A retired couple from church offered to stay with the kids for a weekend in October so my husband and I, who have very little time together, can go on a retreat. (Yes, my teens do find this awkward. They would like you to know they are too old for this.)
My Austrian friend massages my neck when I cannot sit up straight and gives me green smoothies that are actually okay.
My mother-in-law never forgets an occasion, and always sends a card.

My little, ancient, Russian auntie taught me to fan short pieces of bacon like sun rays and fry an egg in the middle, and once scolded me when I spoke harshly to my children, saying it was just as easy to be kind.
The kindness of women is both hospital and school. Kind women teach a common-sense love born of affirmation, meals, prayers and patience, the wisdom of gentle correction and the ability to notice a need and fill it. For those of us without this frame of reference, these lessons are apples of gold in settings of silver.
I leave you with this poem about kindness. The title throws me; I prefer to think of it as What I Learned From Good Women.
What I Learned From My Mother by Julia Kasdorf
I learned from my mother how to love
the living, to have plenty of vases on hand
in case you have to rush to the hospital
with peonies cut from the lawn, black ants
still stuck to the buds. I learned to save jars
large enough to hold fruit salad for a whole
grieving household, to cube home-canned pears
and peaches, to slice through maroon grape skins
and flick out the sexual seeds with a knife point.

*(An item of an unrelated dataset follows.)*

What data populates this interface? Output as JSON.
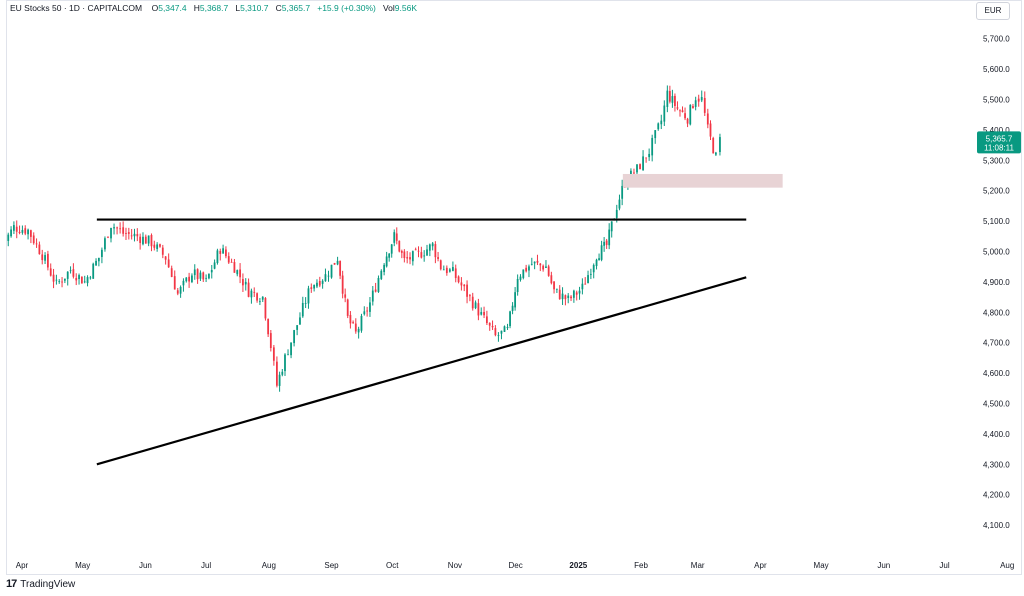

I learned to attend viewings even if I didn’t know
the deceased, to press the moist hands
of the living, to look in their eyes and offer
sympathy, as though I understood loss even then.
I learned that whatever we say means nothing,
what anyone will remember is that we came.

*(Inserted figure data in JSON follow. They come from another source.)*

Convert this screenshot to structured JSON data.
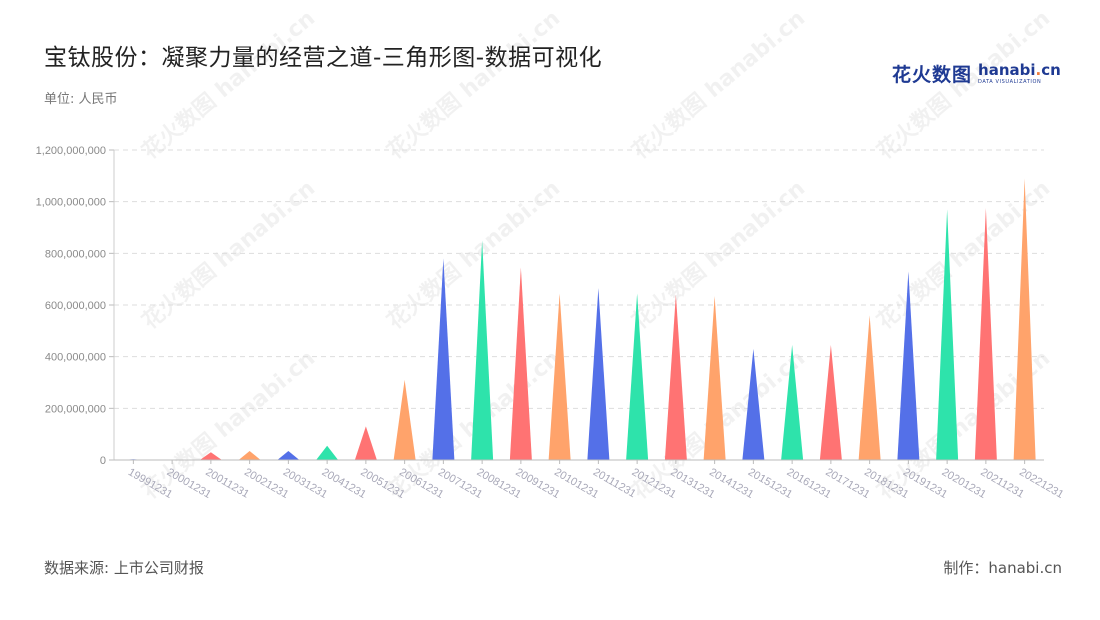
{
  "header": {
    "title": "宝钛股份：凝聚力量的经营之道-三角形图-数据可视化",
    "unit": "单位: 人民币"
  },
  "logo": {
    "cn": "花火数图",
    "en_main": "hanabi",
    "en_dot": ".",
    "en_tail": "cn",
    "sub": "DATA VISUALIZATION"
  },
  "footer": {
    "source": "数据来源: 上市公司财报",
    "author": "制作：hanabi.cn"
  },
  "watermark": {
    "text": "花火数图 hanabi.cn"
  },
  "chart_data": {
    "type": "bar",
    "mark_shape": "triangle",
    "categories": [
      "19991231",
      "20001231",
      "20011231",
      "20021231",
      "20031231",
      "20041231",
      "20051231",
      "20061231",
      "20071231",
      "20081231",
      "20091231",
      "20101231",
      "20111231",
      "20121231",
      "20131231",
      "20141231",
      "20151231",
      "20161231",
      "20171231",
      "20181231",
      "20191231",
      "20201231",
      "20211231",
      "20221231"
    ],
    "values": [
      3000000,
      2000000,
      30000000,
      35000000,
      35000000,
      55000000,
      130000000,
      310000000,
      780000000,
      850000000,
      745000000,
      645000000,
      665000000,
      645000000,
      640000000,
      635000000,
      430000000,
      445000000,
      445000000,
      560000000,
      730000000,
      970000000,
      975000000,
      1090000000
    ],
    "ylim": [
      0,
      1200000000
    ],
    "yticks": [
      "0",
      "200,000,000",
      "400,000,000",
      "600,000,000",
      "800,000,000",
      "1,000,000,000",
      "1,200,000,000"
    ],
    "ytick_values": [
      0,
      200000000,
      400000000,
      600000000,
      800000000,
      1000000000,
      1200000000
    ],
    "grid": true,
    "colors": [
      "#5470e8",
      "#2ee3ab",
      "#ff7373",
      "#ffa36b"
    ]
  }
}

I learned to believe I had the power to ease
awful pains materially like an angel.
Like a doctor, I learned to create
from another’s suffering my own usefulness, and once
you know how to do this, you can never refuse.
To every house you enter, you must offer
healing: a chocolate cake you baked yourself,
the blessing of your voice, your chaste touch.
More than therapy, more than prayer and even more than writing, the kindness of good women helps to heal the wounds a narcissistic mother spends a lifetime inflicting. Find those women and let them work their magic. And when you begin to heal, be the good woman other hurting women need.